5. Comment améliorer l’accès aux technologies d’information et de communication chez les groupes de femmes francophones en situation minoritaire
Appui qu’Industrie Canada pourrait offrir aux groupes
Le questionnaire se terminait par deux questions ouvertes, l’une portant sur ce qu’Industrie Canada pourrait faire pour faciliter l’accès à ses programmes et services pour les groupes de femmes en situation francophone minoritaire et l’autre, plus générale, sur les genres de services ou de programmes qui pourraient aider les groupes à mieux intégrer les technologies d’information et de communication à leurs activités.
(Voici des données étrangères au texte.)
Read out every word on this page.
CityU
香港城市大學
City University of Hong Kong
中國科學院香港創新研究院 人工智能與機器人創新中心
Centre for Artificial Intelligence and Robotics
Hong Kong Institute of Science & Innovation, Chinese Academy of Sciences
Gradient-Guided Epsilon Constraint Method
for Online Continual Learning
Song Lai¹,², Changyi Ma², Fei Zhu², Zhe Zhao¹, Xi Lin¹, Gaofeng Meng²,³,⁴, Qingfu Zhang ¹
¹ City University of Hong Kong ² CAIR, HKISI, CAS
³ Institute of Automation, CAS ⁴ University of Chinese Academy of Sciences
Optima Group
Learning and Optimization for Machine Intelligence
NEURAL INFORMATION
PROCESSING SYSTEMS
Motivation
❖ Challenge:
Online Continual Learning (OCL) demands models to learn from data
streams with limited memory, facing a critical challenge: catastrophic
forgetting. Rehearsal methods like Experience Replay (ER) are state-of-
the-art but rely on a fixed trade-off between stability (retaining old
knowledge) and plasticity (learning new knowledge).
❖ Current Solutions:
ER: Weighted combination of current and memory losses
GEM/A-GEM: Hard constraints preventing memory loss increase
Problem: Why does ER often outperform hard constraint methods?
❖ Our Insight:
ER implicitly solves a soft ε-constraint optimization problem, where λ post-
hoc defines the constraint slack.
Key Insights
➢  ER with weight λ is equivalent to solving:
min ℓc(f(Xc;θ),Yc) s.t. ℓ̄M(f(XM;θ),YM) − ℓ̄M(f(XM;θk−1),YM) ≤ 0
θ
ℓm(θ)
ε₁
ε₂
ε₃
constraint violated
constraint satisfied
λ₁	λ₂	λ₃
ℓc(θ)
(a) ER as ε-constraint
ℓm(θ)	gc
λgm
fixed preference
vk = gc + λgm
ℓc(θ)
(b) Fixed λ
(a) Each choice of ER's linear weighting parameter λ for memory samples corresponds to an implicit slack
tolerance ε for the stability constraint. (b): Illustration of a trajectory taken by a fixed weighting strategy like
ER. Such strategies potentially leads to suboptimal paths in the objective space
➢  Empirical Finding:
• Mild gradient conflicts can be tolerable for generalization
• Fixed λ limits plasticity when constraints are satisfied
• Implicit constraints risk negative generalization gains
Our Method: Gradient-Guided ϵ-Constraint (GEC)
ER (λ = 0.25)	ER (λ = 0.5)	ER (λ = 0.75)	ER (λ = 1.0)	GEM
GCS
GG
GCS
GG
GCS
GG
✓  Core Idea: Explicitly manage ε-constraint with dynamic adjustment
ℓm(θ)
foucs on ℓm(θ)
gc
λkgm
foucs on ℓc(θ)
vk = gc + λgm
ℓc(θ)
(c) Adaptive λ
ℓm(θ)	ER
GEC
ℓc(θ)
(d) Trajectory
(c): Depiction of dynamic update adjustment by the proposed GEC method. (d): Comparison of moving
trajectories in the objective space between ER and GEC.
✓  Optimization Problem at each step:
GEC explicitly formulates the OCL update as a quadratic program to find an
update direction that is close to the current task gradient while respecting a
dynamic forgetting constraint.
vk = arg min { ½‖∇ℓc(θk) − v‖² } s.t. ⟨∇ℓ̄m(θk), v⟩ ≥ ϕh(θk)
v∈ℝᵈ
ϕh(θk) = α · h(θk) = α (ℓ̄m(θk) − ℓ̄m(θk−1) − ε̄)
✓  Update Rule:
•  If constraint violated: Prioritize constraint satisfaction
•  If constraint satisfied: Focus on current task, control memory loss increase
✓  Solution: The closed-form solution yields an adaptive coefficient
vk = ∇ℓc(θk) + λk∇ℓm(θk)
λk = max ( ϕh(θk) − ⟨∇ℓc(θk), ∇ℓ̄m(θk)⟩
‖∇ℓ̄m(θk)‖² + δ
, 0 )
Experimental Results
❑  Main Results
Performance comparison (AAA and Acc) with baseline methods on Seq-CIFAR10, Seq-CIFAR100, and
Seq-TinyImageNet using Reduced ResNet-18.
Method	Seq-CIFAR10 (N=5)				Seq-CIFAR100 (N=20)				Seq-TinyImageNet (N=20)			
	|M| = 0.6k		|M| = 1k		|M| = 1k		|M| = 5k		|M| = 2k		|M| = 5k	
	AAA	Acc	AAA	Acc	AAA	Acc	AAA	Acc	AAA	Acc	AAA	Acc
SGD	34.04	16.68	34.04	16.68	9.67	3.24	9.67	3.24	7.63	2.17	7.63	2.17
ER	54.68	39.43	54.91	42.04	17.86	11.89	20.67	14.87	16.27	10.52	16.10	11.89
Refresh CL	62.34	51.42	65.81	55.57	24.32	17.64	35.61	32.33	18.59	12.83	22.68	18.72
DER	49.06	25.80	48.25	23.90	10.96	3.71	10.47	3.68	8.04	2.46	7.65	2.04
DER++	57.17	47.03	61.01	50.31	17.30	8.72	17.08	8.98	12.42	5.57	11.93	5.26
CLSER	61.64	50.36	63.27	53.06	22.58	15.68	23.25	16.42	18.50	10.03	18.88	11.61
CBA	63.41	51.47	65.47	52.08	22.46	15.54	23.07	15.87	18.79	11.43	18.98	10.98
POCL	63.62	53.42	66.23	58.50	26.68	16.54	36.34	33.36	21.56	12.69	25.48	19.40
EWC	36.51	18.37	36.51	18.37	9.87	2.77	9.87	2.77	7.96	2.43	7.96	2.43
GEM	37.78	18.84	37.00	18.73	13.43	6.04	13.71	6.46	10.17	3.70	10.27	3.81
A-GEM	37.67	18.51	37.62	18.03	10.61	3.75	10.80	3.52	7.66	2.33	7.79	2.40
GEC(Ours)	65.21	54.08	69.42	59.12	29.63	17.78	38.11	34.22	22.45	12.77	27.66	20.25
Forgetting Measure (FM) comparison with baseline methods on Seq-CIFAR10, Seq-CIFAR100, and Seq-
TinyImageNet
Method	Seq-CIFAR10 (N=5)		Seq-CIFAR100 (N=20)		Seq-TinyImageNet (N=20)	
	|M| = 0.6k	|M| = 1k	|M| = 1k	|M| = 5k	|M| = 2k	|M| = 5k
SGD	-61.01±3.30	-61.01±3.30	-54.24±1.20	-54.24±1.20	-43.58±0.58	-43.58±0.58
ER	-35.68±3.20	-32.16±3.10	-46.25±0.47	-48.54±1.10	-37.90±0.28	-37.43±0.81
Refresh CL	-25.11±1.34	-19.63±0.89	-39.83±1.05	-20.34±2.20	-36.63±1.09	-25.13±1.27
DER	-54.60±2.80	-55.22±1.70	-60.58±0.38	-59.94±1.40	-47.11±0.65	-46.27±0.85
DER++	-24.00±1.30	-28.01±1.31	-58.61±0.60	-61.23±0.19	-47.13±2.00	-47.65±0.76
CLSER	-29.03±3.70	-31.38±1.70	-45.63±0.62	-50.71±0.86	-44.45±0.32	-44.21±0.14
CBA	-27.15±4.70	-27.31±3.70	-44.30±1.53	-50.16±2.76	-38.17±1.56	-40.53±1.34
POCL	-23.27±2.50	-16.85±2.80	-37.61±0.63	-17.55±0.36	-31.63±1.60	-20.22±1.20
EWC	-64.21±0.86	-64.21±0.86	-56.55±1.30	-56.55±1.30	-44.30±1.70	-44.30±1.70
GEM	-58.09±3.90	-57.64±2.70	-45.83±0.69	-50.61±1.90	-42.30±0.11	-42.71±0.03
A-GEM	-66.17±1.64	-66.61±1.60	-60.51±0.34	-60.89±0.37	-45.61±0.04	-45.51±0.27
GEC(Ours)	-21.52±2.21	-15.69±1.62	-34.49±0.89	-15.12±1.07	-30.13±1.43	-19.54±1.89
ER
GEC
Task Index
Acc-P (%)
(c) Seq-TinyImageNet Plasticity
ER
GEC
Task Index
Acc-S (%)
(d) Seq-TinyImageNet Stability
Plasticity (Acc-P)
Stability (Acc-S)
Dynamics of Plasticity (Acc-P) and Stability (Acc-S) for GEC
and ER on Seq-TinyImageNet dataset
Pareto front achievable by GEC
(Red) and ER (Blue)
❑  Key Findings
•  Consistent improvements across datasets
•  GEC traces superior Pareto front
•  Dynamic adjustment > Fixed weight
Ce qui ressort des réponses à ces deux questions, c’est un besoin pour de l’information et de la formation, ainsi qu’un important besoin financier.
En ce qui concerne le rôle d’Industrie Canada, deux types de diffusion d’information semblent primordiaux :
i) La diffusion généralisée d’information sur les programmes. Cette information doit :
· être renvoyée régulièrement parce qu’il y un a roulement dans la composition des groupes;
· indiquer clairement les groupes ciblés;
· être présentée sous une forme accessible (« en écriture simple », comme l’a précisé un groupe);
· prendre plusieurs formes, p. ex. documents, rencontres d’information, etc.;
· sensibiliser les femmes à l’intérêt pour elles de ces programmes.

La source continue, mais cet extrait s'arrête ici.